Un simple truco podría preservar el sabor de los tomates como si fueran recién cosechados. Por desgracia, cuando los comprás ya es tarde para eso.

Un experimento realizado por el Departamento de Agricultura de los Estados Unidos descubrió una manera de conservar y hasta mejorar el sabor de los tomates que se venden al público.

El doctor Jinhe Bai, químico de la mencionada entidad, había notado ya hace tiempo que el gusto d elos tomates cada vez era menos intenso, y abrigaba la sospecha que el proceso de enfriamiento al que se sometían antes de su distribución tenía que ver con eso.

Así, Bai y su equipo decidieron hacer una sencilla prueba. Calentar un poco los tomates luego de su recogida y antes del ya mencionado enfriamiento.

Según publica la revista especializada Science Technology LWT-Food, se sumergió a los tomates durante cinco minutos en agua a 51,6°. Luego se los dejó enfriar a temperatura ambiente, para finalmente someterlos al proceso de enfriamiento habitual para su transporte a los mercados.

Finalmente, 21 voluntarios probaron estos tomates y otros que no habían pasado por el experimento. 14 de los catadores aseguraron que los vegetales que habían pasado por la "calentadita" previa, tenían un sabor y aroma más intenso que los otros.

Lamentablemente, este truco no mostró resultados cunado el calentamiento se produjo luego de que los tomates fueran enfriados para su distribución. "Al parecer, el simple hecho de calentar los tomates no basta", explica Bai en declaraciones reproducidas por The Independent. Según el experto, el almacenado a bajas temperaturas produce una pérdida irreversible en el sabor.

Los científicos creen que la calentada previa aumenta la resistencia del tomate ante los efectos del frío al que se lo someterá luego, y que provoca el deterioro de los compuestos químicos responsables del olor y el gusto de esta hortaliza.

Para el experto, los beneficios de este simple truco no se limitan a lo sensorial. "Este calentamiento previo no tiene ningún efecto negativo para el tomate.

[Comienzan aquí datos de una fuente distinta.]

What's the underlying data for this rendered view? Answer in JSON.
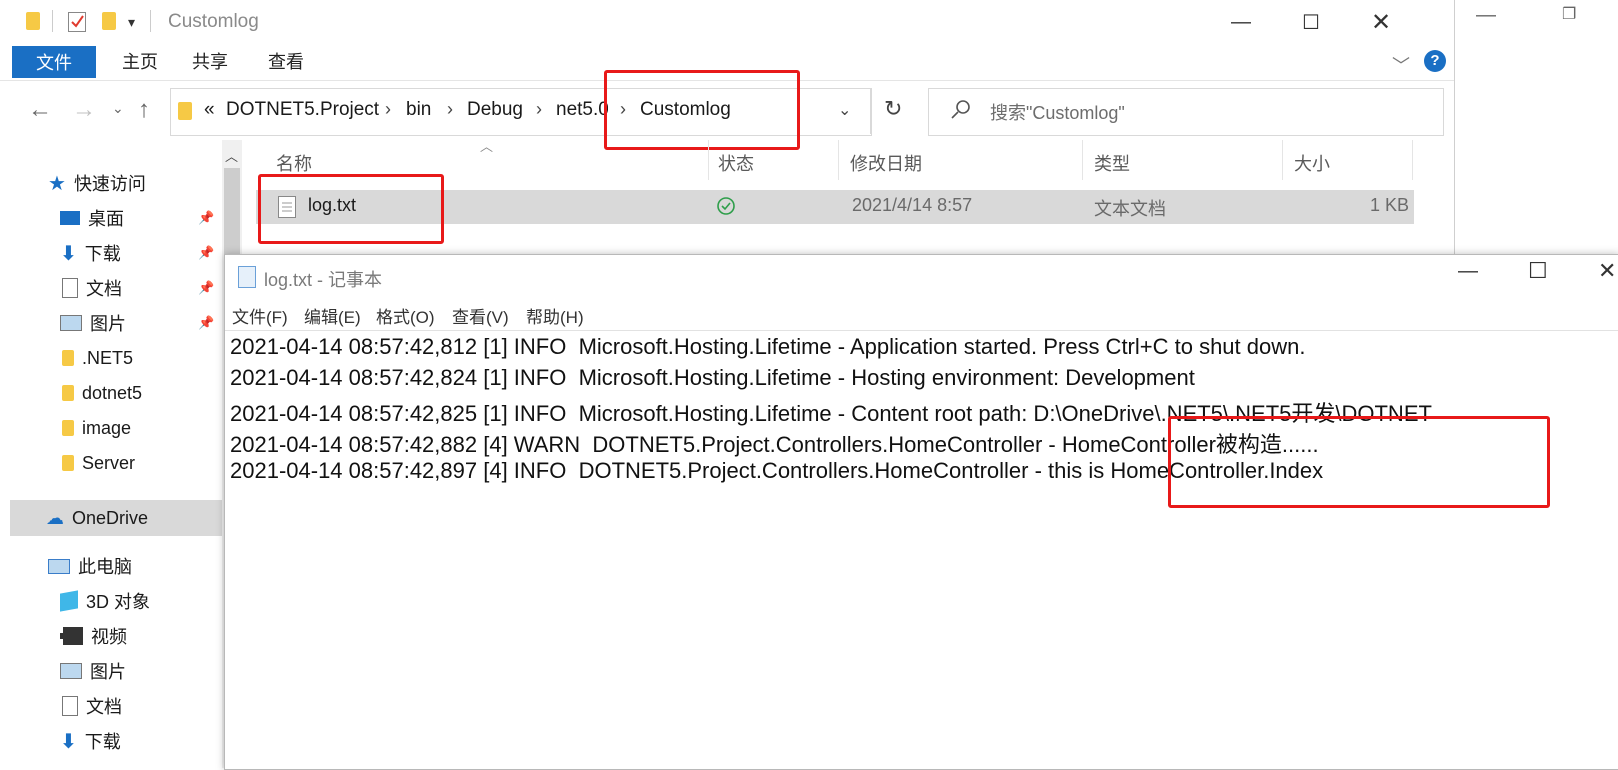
{
  "explorer": {
    "title": "Customlog",
    "ribbon_tabs": [
      "文件",
      "主页",
      "共享",
      "查看"
    ],
    "breadcrumbs": {
      "overflow": "«",
      "items": [
        "DOTNET5.Project",
        "bin",
        "Debug",
        "net5.0",
        "Customlog"
      ]
    },
    "search_placeholder": "搜索\"Customlog\"",
    "sidebar": {
      "quick_access": "快速访问",
      "quick_items": [
        "桌面",
        "下载",
        "文档",
        "图片",
        ".NET5",
        "dotnet5",
        "image",
        "Server"
      ],
      "onedrive": "OneDrive",
      "this_pc": "此电脑",
      "pc_items": [
        "3D 对象",
        "视频",
        "图片",
        "文档",
        "下载"
      ]
    },
    "columns": {
      "name": "名称",
      "status": "状态",
      "modified": "修改日期",
      "type": "类型",
      "size": "大小"
    },
    "file": {
      "name": "log.txt",
      "modified": "2021/4/14 8:57",
      "type": "文本文档",
      "size": "1 KB"
    }
  },
  "notepad": {
    "title": "log.txt - 记事本",
    "menus": [
      "文件(F)",
      "编辑(E)",
      "格式(O)",
      "查看(V)",
      "帮助(H)"
    ],
    "lines": [
      "2021-04-14 08:57:42,812 [1] INFO  Microsoft.Hosting.Lifetime - Application started. Press Ctrl+C to shut down.",
      "2021-04-14 08:57:42,824 [1] INFO  Microsoft.Hosting.Lifetime - Hosting environment: Development",
      "2021-04-14 08:57:42,825 [1] INFO  Microsoft.Hosting.Lifetime - Content root path: D:\\OneDrive\\.NET5\\.NET5开发\\DOTNET",
      "2021-04-14 08:57:42,882 [4] WARN  DOTNET5.Project.Controllers.HomeController - HomeController被构造......",
      "2021-04-14 08:57:42,897 [4] INFO  DOTNET5.Project.Controllers.HomeController - this is HomeController.Index"
    ]
  },
  "colors": {
    "accent": "#1a6fc4",
    "highlight": "#e81919",
    "selected_row": "#d9d9d9"
  }
}
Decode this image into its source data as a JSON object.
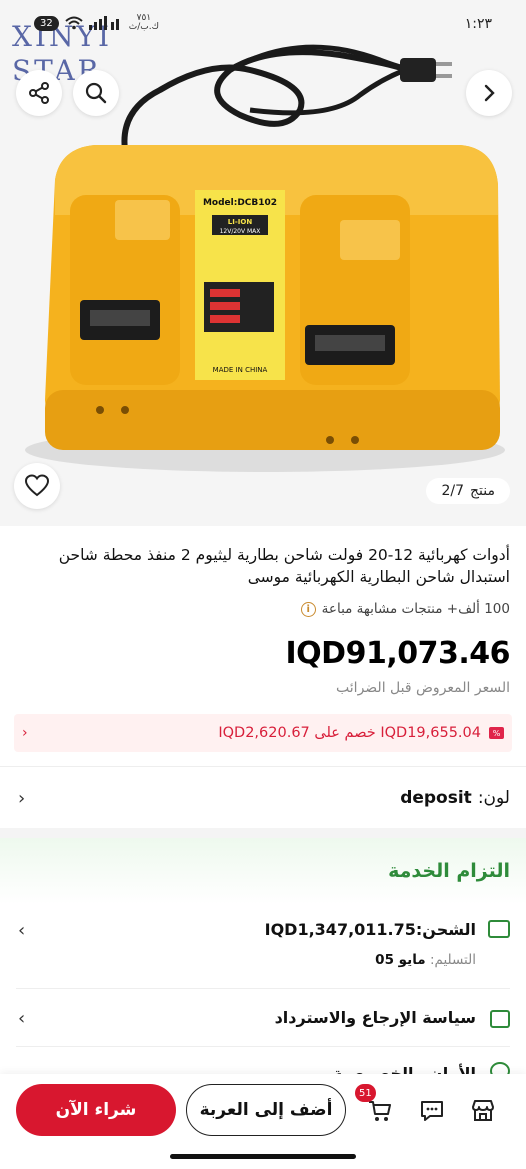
{
  "status_bar": {
    "time": "١:٢٣",
    "battery": "32",
    "network_speed_line1": "٧٥١",
    "network_speed_line2": "ك.ب/ث"
  },
  "watermark": {
    "line1": "XINYI",
    "line2": "STAR"
  },
  "image_panel": {
    "counter_word": "منتج",
    "counter_value": "2/7",
    "charger_model": "Model:DCB102",
    "charger_type": "LI-ION",
    "charger_spec": "12V/20V MAX",
    "charger_origin": "MADE IN CHINA"
  },
  "product": {
    "title": "أدوات كهربائية 12-20 فولت شاحن بطارية ليثيوم 2 منفذ محطة شاحن استبدال شاحن البطارية الكهربائية موسى",
    "similar_sold": "100 ألف+ منتجات مشابهة مباعة",
    "price": "IQD91,073.46",
    "price_note": "السعر المعروض قبل الضرائب",
    "promo_text": "IQD19,655.04 خصم على IQD2,620.67"
  },
  "color": {
    "label": "لون:",
    "value": "deposit"
  },
  "service": {
    "title": "التزام الخدمة",
    "shipping_label": "الشحن:",
    "shipping_value": "IQD1,347,011.75",
    "delivery_label": "التسليم:",
    "delivery_value": "مايو 05",
    "return_label": "سياسة الإرجاع والاسترداد",
    "privacy_label": "الأمان والخصوصية"
  },
  "bottom_bar": {
    "buy_now": "شراء الآن",
    "add_to_cart": "أضف إلى العربة",
    "cart_count": "51"
  },
  "colors": {
    "accent_red": "#d8172f",
    "service_green": "#2e8b3a",
    "charger_yellow": "#f5b21e"
  }
}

Por el contrario, ayuda a matar a los hongos y bacterias presentes en la piel de la verdura, y que causan enfermedades de postcosecha".

Por todo esto, Bai entiende que "debería ser una práctica fácil de adoptar.", más allá de eventuales costos por uso de agua caliente.

Seguramente no se haga espera una campaña en Change.org u otra plataforma del estilo, conminando a los empresarios hortícolas a poner en práctica este truco.